The alleged abuse occurred in accommodations that the prosecution says is owned by people connected to the Ensar Foundation. Such dormitories for elementary and middle-school children are illegal in Turkey.

Ensar, which provides religious education, scholarships and accommodations to students across Turkey, is known to be close to President Erdogan’s ruling Justice and Development Party (AKP). The foundation has denied owning the housing where the alleged incidents took place, and said the teacher only worked for them for five months in 2013.

“They’re one hundred per cent lying,” Sera Kadıgil, a lawyer and member of the opposition Republican People’s Party (CHP) who recently went to Karaman with a delegation and reviewed all the case files, told The Media Line.

She said that during their testimony, the children and the alleged abuser all said the housing is in fact owned by Ensar. According to the indictment, the teacher works for Ensar and the housing belongs to them.

Kadıgil says Ensar is careful to avoid official connections to the illegal housing and the teachers who give private lessons there. She says Ensar runs perhaps 200 illegal dorms in Turkey.

“[The housing} isn’t connected legally to the Ensar Foundation but they are Ensar Foundation’s houses,” Kadıgil said.

She said that under the AKP, many village schools have closed, forcing children in rural areas to get their education in the nearest town which often offers nowhere for the out of town students to live. Therefore, students end up in environments where they’re vulnerable to abuse, living in illegal dorms run by organizations such as Ensar, often receiving private lessons from unsupervised teachers.

“The people of Karaman demand free education that’s close to home,” Serbay Mansuroğlu, the Turkish journalist who first broke the story on March 13, wrote in an e-mail to The Media Line. “There’s a lack of supervision with these unofficial dormitories and so there’s serious neglect.”

He’s been reporting in Karaman for several weeks, and says according to locals there have been as many as 45 children sexually abused, even though the case at this time only includes ten children.

Kadıgil fears the problem may be widespread and systemic.

“This isn’t one rape. It’s deeper than that,” she said. “If we can’t stop this, there will be another ten kids, and another ten. I’m sure there are hundreds of kids in Turkey now in the exact same situation, but we just don’t know it yet.”

Kadıgil says the state has a constitutional responsibility to look after schoolchildren.

“The state has to open the [dorms]. The state has to inspect them. Not some organization.”

She thinks it’s impossible that Ensar couldn’t have known anything about what was going on in its own housing, but that even if they didn’t know, the incidents are still their responsibility.

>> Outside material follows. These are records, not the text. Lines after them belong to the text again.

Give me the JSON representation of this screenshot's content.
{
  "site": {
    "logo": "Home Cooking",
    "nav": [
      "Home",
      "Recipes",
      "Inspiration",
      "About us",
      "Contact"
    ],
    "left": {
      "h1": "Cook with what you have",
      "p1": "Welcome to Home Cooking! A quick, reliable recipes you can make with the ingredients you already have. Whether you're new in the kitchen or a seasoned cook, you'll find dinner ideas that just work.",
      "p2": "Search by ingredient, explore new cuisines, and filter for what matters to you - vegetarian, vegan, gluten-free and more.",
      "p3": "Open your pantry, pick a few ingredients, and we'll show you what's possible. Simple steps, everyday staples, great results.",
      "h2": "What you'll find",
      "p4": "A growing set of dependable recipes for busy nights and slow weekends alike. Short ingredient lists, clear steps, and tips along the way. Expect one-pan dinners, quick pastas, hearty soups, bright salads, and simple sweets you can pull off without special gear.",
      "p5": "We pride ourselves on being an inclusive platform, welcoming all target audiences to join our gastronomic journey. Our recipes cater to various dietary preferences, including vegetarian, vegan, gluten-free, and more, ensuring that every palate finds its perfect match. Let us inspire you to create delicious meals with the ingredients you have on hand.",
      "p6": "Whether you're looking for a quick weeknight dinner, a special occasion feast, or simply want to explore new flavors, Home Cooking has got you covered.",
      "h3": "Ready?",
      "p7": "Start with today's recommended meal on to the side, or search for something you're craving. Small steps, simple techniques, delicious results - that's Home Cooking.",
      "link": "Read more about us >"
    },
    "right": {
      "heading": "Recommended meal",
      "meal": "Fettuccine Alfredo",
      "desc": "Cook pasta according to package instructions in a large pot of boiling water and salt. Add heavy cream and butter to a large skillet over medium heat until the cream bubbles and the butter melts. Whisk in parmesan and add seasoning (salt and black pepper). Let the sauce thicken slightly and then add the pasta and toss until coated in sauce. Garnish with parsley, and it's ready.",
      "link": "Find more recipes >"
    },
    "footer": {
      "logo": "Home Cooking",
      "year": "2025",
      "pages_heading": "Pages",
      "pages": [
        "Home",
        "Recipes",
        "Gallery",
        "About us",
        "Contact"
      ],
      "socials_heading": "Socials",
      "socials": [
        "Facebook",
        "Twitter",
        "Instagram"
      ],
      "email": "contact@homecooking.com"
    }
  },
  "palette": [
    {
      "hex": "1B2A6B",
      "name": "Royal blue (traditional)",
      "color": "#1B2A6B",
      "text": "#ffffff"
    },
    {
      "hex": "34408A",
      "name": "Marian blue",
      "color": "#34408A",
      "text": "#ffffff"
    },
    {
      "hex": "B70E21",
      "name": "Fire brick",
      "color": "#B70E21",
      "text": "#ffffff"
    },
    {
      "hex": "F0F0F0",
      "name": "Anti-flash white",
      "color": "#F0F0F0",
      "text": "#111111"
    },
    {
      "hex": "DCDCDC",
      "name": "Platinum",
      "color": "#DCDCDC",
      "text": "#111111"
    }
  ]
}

“You’re opening an illegal house, and taking kids under the trust of a foundation and [providing them with] a teacher. You don’t have any supervision of this teacher or these houses. These people trusted the foundation.”

Ensar declined to speak with The Media Line, but is publicly claiming the teacher only worked for the organization for five months in 2013, and that they never received complaints about him. The foundation denounced the “defamation campaign” against it, which aims “to hurt the reputation of the faithful rather than condemning the abuse of children.”

On March 21, AKP member of parliament Nihat Öztürk held a press conference in an Ensar office and said the party will continue to support Ensar. Minister of Family and Social Policies Sema Ramazanoğlu was heavily criticized for defending the foundation and calling the abuse scandal a “one-time incident.”

Opposition parties in parliament tried to form a parliamentary commission to examine the case, but the AKP voted against it. However, after much debate, all parties agreed on March 23 to open an inquiry into child sexual abuse in general.

Mustafa Hoş, one of the journalists to bring attention to the story, told The Media Line that Ensar is very close to the AKP and former AKP member President Recep Tayyip Erdoğan.

The foundation’s president Ismail Cenk Dilberoğlu is an AKP provincial assembly member and friends with Erdoğan’s son Bilal. Ensar earned tax-free status in 2012 and has received major donations from the state, as well as tens of thousands of Euros from European Union education programs.

Hoş says the AKP supports Ensar as part of its policy to massively increase religious education.

“Erdoğan said [in 2014] he’d raise a ‘pious generation.’ These schools are part of that project,” he said.

Cemre Soysal, a child psychologist who’s worked with many sexual abuse victims, says such abuse is devastating for kids.

“After being molested, their life is never the same again,” she told The Media Line.

It can lead to lifelong feelings of guilt, shame and worthlessness, and result in behavioral and relationship problems.

Furthermore, the vast majority of cases go unreported, especially in highly conservative towns such as Karaman and in hierarchical Turkish families where children aren’t encouraged to question their elders.

“Almost all children stay silent,” she said.

Kadıgil says this feeling of shame is exploited by child abusers.

“This is why they can rape so easily. Because they know that the family or the kid is going to be ashamed or afraid of being exposed,” she said. “It’s happening every day. We just don’t know about it.”

Turkey’s mainstream media, almost entirely pro-government, at first ignored the story, but a large social media campaign supported by celebrities and activists and resulting in the globally trending hashtag #StopChildRapeInTurkey, spread awareness.

Kadıgil said that thanks to the campaign, the pro-government media can no longer ignore the issue, but still covers it in a non-critical way.

“They’re afraid to mention Esnar Foundation’s name,” she said. “Their only concern is a ‘pervert teacher.’ No one is questioning how this teacher managed to abuse 10 kids for four years.”

The first hearing of the case is scheduled for April 20, but will be closed to the public.